Mientras se celebraba la reunión, Ossorio se preocupó de enviar a Barcelona varios telegramas, con errores mayúsculos y todo. Es evidente que estaba al acecho y que en Barcelona se aguardaban las noticias con ansiedad. Reproducimos una selección mínima en el CD del apéndice (doc. 16[d16]). En el CPDN se discutieron dos temas: ¿cómo prevenir una acción alemana sobre Checoslovaquia?, y ¿cómo intervenir en España? En el primer caso hubo consenso en que tras una movilización general sería quizá posible evitar un avance germano, caso de que se produjera, por medio de operaciones ofensivas. Lo que no podría obviarse era una acción contra Checoslovaquia. Dado que este país era el pilar de la estrategia de contención francesa en Europa central la conclusión equivalía a una confesión de impotencia. Los soldados de Francia se daban de entrada por vencidos a no ser, claro está, que contaran con apoyo exterior. El único que concebían era el británico. La víspera el general Gamelin, jefe del Estado Mayor General (EMG), había distribuido un texto sobre las consecuencias estratégicas del Anschluss: Checoslovaquia estaba cercada. Si se producía un ataque alemán tal vez sólo Polonia podría echarle una mano, pero no era seguro. Unos días antes el EM había informado a Daladier que probablemente no sería el caso. Francia necesitaba, en cualquier caso, la ayuda británica (DDF, VIII, docs. 331 y 432). En el ínterin lo que debía hacerse era intensificar la preparación militar. Los soldados nunca consideraron la posibilidad de que, quizá, a lo mejor no vendría mal una pequeña ayudita soviética cuando el Kremlin apretaba a favor de que se iniciaran contactos y discusiones al nivel de Estados Mayores (Carley, 1994, p. 164). El diagnóstico, lógicamente, condenaba a la República.
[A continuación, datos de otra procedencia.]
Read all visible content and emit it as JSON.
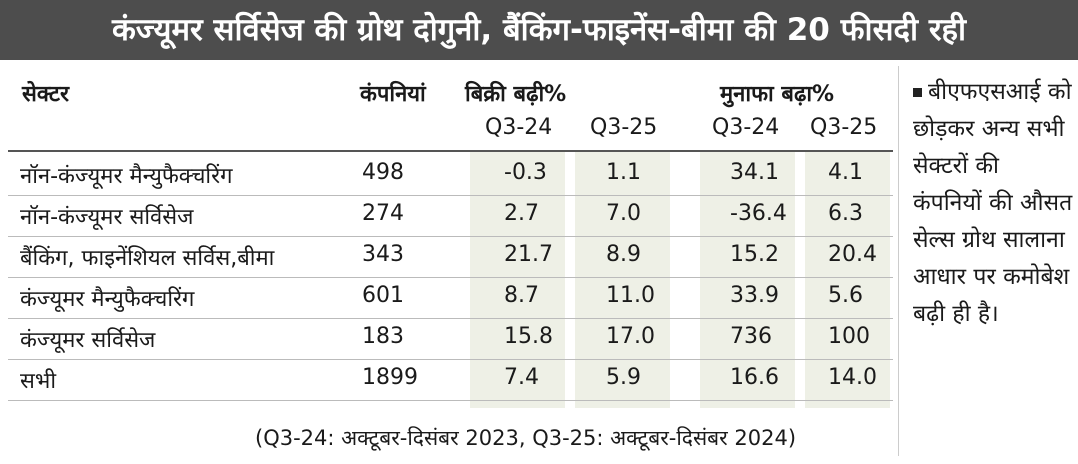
{
  "header": {
    "title": "कंज्यूमर सर्विसेज की ग्रोथ दोगुनी, बैंकिंग-फाइनेंस-बीमा की 20 फीसदी रही"
  },
  "table": {
    "columns": [
      "सेक्टर",
      "कंपनियां",
      "बिक्री बढ़ी%",
      "मुनाफा बढ़ा%"
    ],
    "subcolumns": [
      "Q3-24",
      "Q3-25",
      "Q3-24",
      "Q3-25"
    ],
    "rows": [
      [
        "नॉन-कंज्यूमर मैन्युफैक्चरिंग",
        "498",
        "-0.3",
        "1.1",
        "34.1",
        "4.1"
      ],
      [
        "नॉन-कंज्यूमर सर्विसेज",
        "274",
        "2.7",
        "7.0",
        "-36.4",
        "6.3"
      ],
      [
        "बैंकिंग, फाइनेंशियल सर्विस,बीमा",
        "343",
        "21.7",
        "8.9",
        "15.2",
        "20.4"
      ],
      [
        "कंज्यूमर मैन्युफैक्चरिंग",
        "601",
        "8.7",
        "11.0",
        "33.9",
        "5.6"
      ],
      [
        "कंज्यूमर सर्विसेज",
        "183",
        "15.8",
        "17.0",
        "736",
        "100"
      ],
      [
        "सभी",
        "1899",
        "7.4",
        "5.9",
        "16.6",
        "14.0"
      ]
    ],
    "footnote": "(Q3-24: अक्टूबर-दिसंबर 2023, Q3-25: अक्टूबर-दिसंबर 2024)"
  },
  "note": "बीएफएसआई को छोड़कर अन्य सभी सेक्टरों की कंपनियों की औसत सेल्स ग्रोथ सालाना आधार पर कमोबेश बढ़ी ही है।"
}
En efecto, con respecto al segundo tema la cuestión estribaba, dijo Blum, en ver cómo cabría apoyar un ultimátum a Franco del tenor siguiente: si en un lapso de 24 horas no renunciaba al apoyo de las fuerzas extranjeras, es decir, alemanas e italianas, Francia recuperaría su libertad de acción y se reservaría el derecho de adoptar por sí misma todas las medidas de intervención que juzgase necesarias. Una operación, afirmó, parecida a la que pocos días antes Hitler había efectuado en el caso de Austria. Con ello dejó entrever que no sabía manejar a sus militares, o al menos no como los había manejado Chautemps[45]. La reacción del general Gamelin fue que las condiciones no eran las mismas que en el caso austríaco. Francia disponía de un ejército de 400 000 hombres. Alemania, de 900 000. De aquí que necesitara al menos un millón, que habría que movilizar en el marco de los planes generales ya que no se había previsto ninguna movilización parcial de cara al sur. También debía extenderse a la aviación, lo cual implicaba descubrir el dispositivo de defensa[46]. Estos argumentos «técnicos» imponían pero no respondían a las demandas republicanas, a no ser que Blum se agarrase a la absurda opinión de Giral, transmitida por Labonne. Puestos a desbarrar, se examinó igualmente la posibilidad de una operación sobre las Baleares. El almirante Darlan explicó que exigiría no sólo fuerzas navales sino además una división de infantería. No extrañará que se afirmara que si cualquiera de tales escenarios conducía a un conflicto, habría que prever que en un plazo de quince días la aviación francesa desaparecería.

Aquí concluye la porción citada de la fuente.